We should consider the high probability that the creators of the simulation are not omniscient and omnipotent - even they can make mistakes. And any complex engineering design inevitably has to entail multiple complex tradeoffs between different conflicting requirements and available solutions. Or it could simply be their playfulness or whimsy or appreciation for paradox at the expense of the users or participators.

There being all these possibilities that could explain any conceivable apparent "glitch" seems to me to be the reason why the P2P virtual world simulation theory appears to be unfalsifiable.
Well I get to add yet another piece of evidence to the pile for reasons my past life memories are probably real.

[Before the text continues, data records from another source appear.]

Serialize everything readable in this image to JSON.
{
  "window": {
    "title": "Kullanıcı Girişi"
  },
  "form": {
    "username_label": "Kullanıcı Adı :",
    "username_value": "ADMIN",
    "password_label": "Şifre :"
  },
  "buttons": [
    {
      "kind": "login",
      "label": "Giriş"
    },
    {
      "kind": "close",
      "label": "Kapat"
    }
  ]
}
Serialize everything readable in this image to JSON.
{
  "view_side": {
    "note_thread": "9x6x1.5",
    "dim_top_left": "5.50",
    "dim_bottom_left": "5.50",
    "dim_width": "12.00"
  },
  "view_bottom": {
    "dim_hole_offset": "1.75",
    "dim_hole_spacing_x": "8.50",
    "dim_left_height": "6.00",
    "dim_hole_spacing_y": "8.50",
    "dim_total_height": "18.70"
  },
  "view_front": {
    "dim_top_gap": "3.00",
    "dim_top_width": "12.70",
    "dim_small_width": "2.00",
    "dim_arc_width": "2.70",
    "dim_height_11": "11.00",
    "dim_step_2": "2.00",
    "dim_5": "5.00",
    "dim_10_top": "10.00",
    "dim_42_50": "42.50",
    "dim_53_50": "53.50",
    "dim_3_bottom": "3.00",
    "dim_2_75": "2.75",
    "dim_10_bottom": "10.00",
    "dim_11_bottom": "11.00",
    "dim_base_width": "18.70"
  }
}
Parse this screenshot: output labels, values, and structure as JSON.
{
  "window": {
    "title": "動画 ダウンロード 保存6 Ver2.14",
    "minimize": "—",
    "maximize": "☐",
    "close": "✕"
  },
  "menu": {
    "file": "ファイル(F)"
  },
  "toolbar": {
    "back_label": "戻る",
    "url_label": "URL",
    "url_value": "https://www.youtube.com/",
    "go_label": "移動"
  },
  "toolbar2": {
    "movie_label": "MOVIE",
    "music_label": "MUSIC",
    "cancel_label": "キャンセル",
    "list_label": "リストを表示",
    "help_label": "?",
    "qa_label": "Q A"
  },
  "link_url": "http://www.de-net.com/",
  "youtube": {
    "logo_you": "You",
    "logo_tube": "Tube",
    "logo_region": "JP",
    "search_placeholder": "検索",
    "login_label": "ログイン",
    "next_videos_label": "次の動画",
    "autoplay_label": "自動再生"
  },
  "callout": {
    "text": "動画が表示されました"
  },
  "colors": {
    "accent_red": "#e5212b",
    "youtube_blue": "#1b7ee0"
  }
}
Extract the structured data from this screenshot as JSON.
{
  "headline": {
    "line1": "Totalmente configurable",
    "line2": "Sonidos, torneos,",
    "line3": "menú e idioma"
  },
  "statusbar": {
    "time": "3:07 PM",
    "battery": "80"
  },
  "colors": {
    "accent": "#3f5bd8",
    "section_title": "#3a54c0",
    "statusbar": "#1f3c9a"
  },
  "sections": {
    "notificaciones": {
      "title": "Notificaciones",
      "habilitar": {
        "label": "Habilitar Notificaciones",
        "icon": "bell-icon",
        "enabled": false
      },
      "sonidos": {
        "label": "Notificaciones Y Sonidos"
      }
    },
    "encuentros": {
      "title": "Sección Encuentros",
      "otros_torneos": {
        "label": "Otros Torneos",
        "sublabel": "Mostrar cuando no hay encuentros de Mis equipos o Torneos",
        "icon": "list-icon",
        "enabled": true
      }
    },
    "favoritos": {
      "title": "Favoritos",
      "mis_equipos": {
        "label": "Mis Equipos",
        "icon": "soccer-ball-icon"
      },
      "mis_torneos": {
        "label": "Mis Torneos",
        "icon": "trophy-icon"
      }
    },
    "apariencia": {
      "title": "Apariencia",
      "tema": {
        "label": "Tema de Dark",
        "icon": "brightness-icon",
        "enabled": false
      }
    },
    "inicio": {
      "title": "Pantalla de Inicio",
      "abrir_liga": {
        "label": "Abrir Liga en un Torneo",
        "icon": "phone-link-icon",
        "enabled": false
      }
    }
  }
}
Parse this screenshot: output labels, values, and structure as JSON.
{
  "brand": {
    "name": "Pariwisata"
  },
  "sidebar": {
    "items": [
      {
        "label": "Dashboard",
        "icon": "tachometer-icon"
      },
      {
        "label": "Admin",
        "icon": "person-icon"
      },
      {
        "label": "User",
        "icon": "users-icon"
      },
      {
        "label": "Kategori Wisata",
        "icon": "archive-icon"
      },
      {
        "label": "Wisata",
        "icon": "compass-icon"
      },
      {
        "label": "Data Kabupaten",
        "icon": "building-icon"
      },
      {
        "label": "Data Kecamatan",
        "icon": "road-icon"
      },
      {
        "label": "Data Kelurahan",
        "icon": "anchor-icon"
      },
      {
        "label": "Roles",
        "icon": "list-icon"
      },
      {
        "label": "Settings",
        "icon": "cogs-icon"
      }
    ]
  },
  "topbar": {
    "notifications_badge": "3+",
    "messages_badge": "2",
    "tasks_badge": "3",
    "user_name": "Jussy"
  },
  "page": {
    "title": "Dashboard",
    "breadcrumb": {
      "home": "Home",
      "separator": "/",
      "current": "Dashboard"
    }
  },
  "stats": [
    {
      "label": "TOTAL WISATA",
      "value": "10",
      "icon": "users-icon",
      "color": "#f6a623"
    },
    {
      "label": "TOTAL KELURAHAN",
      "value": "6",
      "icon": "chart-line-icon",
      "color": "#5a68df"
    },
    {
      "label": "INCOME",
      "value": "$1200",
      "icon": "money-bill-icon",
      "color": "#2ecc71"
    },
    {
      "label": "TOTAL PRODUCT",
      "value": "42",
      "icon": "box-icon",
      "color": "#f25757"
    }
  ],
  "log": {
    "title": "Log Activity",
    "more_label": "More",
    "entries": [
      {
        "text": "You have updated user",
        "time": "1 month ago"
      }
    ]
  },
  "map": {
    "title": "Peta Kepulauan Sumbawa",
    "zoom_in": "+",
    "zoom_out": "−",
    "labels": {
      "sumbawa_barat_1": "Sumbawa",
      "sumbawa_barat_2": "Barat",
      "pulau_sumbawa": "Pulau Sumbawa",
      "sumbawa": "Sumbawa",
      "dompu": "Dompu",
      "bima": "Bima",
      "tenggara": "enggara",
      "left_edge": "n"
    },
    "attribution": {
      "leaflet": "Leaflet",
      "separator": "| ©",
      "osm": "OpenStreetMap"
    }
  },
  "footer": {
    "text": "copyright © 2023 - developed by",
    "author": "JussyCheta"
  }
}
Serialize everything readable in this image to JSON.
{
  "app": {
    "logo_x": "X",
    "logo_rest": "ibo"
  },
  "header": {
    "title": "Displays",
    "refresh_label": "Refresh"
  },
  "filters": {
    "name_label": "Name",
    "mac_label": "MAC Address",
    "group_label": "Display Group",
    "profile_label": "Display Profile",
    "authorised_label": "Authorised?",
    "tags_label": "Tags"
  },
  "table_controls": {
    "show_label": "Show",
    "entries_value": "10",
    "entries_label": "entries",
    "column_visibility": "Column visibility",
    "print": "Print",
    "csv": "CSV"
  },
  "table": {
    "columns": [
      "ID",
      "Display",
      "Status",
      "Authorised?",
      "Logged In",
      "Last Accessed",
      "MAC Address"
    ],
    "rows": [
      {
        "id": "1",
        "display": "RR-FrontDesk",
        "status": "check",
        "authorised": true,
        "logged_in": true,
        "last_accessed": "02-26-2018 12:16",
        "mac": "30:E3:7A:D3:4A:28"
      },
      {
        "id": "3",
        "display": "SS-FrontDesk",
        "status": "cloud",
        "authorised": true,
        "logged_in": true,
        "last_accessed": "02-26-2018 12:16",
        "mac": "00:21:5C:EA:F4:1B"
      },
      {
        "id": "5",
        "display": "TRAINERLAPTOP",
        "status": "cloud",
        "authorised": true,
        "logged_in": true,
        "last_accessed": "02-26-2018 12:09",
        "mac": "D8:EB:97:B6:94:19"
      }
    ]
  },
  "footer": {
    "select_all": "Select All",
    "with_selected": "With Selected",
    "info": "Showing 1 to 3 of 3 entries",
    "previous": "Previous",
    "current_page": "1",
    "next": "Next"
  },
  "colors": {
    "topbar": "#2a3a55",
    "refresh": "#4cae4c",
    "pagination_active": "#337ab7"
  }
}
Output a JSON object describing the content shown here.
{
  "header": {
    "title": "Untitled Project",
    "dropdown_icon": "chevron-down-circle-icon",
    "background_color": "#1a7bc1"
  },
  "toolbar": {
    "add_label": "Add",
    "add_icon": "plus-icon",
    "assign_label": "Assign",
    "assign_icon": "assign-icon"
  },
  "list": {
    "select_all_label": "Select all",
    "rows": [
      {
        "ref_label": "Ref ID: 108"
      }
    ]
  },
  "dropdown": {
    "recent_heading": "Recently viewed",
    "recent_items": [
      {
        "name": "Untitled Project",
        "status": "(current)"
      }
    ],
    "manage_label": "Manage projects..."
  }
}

This is starting to sound like some of the stuff that IDS gateways were said to work off of.
Nothing new but a recent article by one of the people who conducted the aforementioned experiments:

New quantum paradox throws the foundations of observed reality into question

Eric Cavalcanti


Quote:Although a conclusive test may be decades away, if the quantum mechanical predictions continue to hold, this has strong implications for our understanding of reality — even more so than the Bell correlations. For one, the correlations we discovered cannot be explained just by saying that physical properties don't exist until they are measured.

Now the absolute reality of measurement outcomes themselves is called into question.

Our results force physicists to deal with the measurement problem head on...



Quote:All of this does not imply that you can choose your own reality. Firstly, you can choose what questions you ask, but the answers are given by the world. And even in a relational world, when two observers communicate, their realities are entangled. In this way a shared reality can emerge.